Barmasa - squid jerkyStill, her enthusiasm boded well, and, as it turned out, was dead on target. This is an odd little dish. Interestingly, for being the cheapest item on the menu ($5), it was also probably the most bang for the buck. The dish was mounded with strips of dried squid, truthfully not much done to it other than cutting it, probably right out of the package, and then warming it, I’d guess a quick dry-fry, as some pieces were lightly browned. A small dish of fresh mayo, dusted with chili, accompanied it (I was surprised it wasn’t something like shichimi, the famed japanese “seven-spice,” but it wasn’t). The squid was chewy, but flavorful, and the whole dish just worked really well. It’s really more of a bar snack to go with a drink, but I had a little sake left, so that worked.

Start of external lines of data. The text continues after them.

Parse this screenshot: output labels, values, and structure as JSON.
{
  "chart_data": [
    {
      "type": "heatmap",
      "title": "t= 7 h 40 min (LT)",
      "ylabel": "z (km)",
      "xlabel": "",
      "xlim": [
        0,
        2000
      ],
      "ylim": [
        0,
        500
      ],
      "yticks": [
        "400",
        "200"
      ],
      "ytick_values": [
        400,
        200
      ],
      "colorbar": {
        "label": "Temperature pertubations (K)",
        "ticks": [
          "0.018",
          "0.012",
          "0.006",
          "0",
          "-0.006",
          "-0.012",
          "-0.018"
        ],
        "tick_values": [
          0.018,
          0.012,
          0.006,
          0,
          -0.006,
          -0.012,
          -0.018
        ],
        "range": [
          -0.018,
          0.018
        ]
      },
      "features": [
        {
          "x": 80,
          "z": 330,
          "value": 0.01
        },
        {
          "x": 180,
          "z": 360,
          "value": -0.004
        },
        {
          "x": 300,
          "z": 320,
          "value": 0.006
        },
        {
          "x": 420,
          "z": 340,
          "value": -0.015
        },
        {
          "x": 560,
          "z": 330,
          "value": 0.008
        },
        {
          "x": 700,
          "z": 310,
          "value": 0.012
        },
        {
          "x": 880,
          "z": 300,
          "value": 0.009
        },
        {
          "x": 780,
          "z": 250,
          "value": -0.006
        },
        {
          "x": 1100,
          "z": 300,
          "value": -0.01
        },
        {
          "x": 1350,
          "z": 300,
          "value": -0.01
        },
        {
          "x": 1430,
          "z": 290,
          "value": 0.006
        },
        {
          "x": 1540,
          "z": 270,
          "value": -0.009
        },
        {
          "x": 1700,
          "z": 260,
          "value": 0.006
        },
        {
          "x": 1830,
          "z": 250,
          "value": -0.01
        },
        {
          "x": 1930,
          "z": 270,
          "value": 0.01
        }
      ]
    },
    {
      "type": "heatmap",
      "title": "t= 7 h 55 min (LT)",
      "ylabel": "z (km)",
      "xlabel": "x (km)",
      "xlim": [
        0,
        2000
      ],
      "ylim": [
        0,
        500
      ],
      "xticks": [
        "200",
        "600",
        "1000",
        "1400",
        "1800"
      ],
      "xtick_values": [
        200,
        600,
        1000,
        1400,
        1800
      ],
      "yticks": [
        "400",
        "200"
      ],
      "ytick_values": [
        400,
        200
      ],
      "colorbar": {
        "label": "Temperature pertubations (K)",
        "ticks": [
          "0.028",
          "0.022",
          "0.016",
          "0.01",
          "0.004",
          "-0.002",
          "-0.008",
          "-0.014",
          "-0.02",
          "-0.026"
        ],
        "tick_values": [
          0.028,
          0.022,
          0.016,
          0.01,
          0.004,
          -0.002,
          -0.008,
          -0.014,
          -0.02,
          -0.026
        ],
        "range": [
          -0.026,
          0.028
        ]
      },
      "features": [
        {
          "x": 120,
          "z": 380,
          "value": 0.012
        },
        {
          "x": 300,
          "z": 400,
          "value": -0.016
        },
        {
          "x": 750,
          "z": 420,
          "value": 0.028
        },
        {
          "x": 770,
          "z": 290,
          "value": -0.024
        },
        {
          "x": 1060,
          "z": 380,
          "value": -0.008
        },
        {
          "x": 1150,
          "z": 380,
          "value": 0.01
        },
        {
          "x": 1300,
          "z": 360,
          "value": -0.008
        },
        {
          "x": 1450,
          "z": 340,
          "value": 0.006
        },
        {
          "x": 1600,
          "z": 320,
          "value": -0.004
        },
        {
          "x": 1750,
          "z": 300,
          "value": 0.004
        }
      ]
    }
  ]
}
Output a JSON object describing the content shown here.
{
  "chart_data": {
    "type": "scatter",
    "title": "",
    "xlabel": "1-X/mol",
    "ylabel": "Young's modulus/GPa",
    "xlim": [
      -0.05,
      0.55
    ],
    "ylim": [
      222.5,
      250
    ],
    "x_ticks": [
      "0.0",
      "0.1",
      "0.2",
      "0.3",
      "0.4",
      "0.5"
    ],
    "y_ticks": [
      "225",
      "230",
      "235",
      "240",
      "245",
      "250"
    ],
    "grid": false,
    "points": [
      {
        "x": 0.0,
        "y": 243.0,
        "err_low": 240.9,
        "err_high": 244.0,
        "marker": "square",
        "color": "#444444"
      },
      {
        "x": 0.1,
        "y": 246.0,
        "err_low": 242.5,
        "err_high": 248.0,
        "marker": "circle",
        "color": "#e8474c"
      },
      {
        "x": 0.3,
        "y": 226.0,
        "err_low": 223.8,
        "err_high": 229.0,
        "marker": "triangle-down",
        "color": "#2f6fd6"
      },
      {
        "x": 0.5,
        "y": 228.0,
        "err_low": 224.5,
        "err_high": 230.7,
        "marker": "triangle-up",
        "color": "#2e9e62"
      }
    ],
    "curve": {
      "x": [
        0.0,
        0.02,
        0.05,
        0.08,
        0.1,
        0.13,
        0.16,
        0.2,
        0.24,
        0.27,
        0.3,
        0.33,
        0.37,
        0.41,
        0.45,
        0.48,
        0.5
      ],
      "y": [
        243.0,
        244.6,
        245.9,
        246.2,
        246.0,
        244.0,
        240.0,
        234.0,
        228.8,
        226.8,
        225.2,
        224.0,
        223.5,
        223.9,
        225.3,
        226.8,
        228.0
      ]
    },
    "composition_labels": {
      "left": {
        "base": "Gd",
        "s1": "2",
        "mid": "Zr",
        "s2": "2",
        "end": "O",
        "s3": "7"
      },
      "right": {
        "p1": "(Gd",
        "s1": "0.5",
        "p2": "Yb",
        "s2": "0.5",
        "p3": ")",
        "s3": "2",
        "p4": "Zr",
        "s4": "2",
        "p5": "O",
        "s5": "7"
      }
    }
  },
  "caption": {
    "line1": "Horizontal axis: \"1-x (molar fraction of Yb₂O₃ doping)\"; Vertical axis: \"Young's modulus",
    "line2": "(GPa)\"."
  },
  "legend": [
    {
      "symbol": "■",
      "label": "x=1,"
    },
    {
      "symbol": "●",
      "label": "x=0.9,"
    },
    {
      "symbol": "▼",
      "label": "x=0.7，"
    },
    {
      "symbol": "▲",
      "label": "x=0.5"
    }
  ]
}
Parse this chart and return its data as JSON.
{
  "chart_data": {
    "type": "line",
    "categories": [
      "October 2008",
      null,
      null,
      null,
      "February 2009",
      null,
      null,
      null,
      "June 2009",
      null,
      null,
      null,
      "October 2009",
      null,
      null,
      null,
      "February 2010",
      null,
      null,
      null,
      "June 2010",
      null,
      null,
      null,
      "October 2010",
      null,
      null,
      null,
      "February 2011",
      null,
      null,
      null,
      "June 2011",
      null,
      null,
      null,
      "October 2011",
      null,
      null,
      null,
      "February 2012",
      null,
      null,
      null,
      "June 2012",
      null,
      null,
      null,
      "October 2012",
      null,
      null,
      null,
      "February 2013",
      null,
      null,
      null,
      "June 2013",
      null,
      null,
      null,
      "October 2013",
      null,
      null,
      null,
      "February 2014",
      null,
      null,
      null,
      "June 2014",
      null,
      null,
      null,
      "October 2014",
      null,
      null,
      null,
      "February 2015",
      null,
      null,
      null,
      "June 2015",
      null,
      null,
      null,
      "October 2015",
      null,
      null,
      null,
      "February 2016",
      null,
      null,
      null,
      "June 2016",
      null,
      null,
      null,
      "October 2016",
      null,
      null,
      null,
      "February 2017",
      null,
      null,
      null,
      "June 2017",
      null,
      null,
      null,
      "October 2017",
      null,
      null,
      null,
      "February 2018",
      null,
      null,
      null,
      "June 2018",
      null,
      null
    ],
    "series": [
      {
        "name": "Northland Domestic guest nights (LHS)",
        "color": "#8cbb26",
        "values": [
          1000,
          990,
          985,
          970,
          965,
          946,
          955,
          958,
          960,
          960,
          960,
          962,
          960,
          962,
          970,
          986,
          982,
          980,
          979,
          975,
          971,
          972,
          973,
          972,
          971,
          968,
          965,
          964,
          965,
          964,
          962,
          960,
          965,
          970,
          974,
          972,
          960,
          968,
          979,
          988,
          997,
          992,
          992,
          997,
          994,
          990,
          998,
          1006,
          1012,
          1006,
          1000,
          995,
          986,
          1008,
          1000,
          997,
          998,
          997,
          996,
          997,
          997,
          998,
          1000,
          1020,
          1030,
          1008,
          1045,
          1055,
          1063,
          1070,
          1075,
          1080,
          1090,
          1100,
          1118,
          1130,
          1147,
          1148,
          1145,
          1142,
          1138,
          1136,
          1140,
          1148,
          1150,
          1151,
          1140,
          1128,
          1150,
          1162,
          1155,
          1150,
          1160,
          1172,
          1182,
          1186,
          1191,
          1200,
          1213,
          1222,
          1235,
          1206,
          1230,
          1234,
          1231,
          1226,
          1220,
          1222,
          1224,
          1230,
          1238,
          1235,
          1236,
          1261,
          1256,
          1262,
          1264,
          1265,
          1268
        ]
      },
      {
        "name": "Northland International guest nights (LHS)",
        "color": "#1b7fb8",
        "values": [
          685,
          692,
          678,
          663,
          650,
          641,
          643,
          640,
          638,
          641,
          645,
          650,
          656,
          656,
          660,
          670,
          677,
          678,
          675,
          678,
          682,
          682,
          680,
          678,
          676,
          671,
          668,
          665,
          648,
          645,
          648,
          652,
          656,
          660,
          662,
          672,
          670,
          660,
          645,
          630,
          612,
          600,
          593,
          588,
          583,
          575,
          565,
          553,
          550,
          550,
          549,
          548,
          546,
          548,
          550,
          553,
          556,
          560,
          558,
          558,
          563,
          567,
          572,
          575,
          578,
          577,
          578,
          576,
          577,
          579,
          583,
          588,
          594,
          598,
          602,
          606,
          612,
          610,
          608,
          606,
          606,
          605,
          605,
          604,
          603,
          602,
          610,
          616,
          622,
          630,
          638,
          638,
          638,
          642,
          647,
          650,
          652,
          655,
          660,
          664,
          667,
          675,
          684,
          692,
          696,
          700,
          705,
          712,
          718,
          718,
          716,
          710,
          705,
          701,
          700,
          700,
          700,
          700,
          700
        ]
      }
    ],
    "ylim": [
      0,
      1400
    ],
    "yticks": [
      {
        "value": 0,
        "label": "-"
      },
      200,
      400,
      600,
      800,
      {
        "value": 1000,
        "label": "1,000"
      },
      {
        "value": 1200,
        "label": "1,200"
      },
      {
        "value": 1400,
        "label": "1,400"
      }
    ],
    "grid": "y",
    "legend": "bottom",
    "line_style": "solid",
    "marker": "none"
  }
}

Barmasa - green tea mille crepeI normally wouldn’t have bothered with dessert, especially given the selections… Bartender once again jumped in (she did a lot of that) and highly recommended the Green Tea Mille Crepe. Several waitresses standing nearby echoed her selection (it’s that, yuzu cheesecake, ice cream, or fruit). I had no idea what to expect, and I have to say I was apprehensive. I’m not a fan of green tea desserts in general. Most of them taste like spackle. In fact, I can’t recall ever having had a green tea dessert that I really liked, and that includes the green tea ice creams that pop up everywhere. I also wasn’t sure what to expect from a “mille crepe.” I have to admit to being pleasantly delighted. Essentially, I got a slice of what started out as a stack of absolutely paper thin crepes – easily 2-3 dozen of them. Each one was coated very thinly with a sort of green tea custard. The effect was to create an interesting custard torte with some body to it, and the flavors were just perfect. We have a winner. Bartender brought me a taste of Ichinokura Taru sake, a rich, slightly sweet sake from Miyagi prefecture that paired very nicely with the dessert.

Final notes… The food totalled up to $95. I was still hungry, though not so much that I needed to go elsewhere. Given the small number of items, and the few people there, it’s disappointing that the bartender missed an item on my order – a pet peeve of mine when people assure me that they don’t need to write my order down. The service, for the most part, is friendly, professional and deft… I only noted one major faux pas. There was a waiter who came in and out a few times to get drinks for the main room. Without fail, each glass he picked up, he picked up from above, with his fingertips on the rim, as he transferred the glasses to his tray. He was doing it in front of other servers, the bartender, and a manager, and no one else seemed to notice. That’s huge in the fine dining service world.

My recommendation? At least while the place manages to stay open, which I have trouble envisioning being longterm, stop in, have a bowl of squid jerky and a specialty cocktail or flask of sake and enjoy the ambiance. Head to any of a dozen better valued, and still quite creative, sushi bars for your dinner.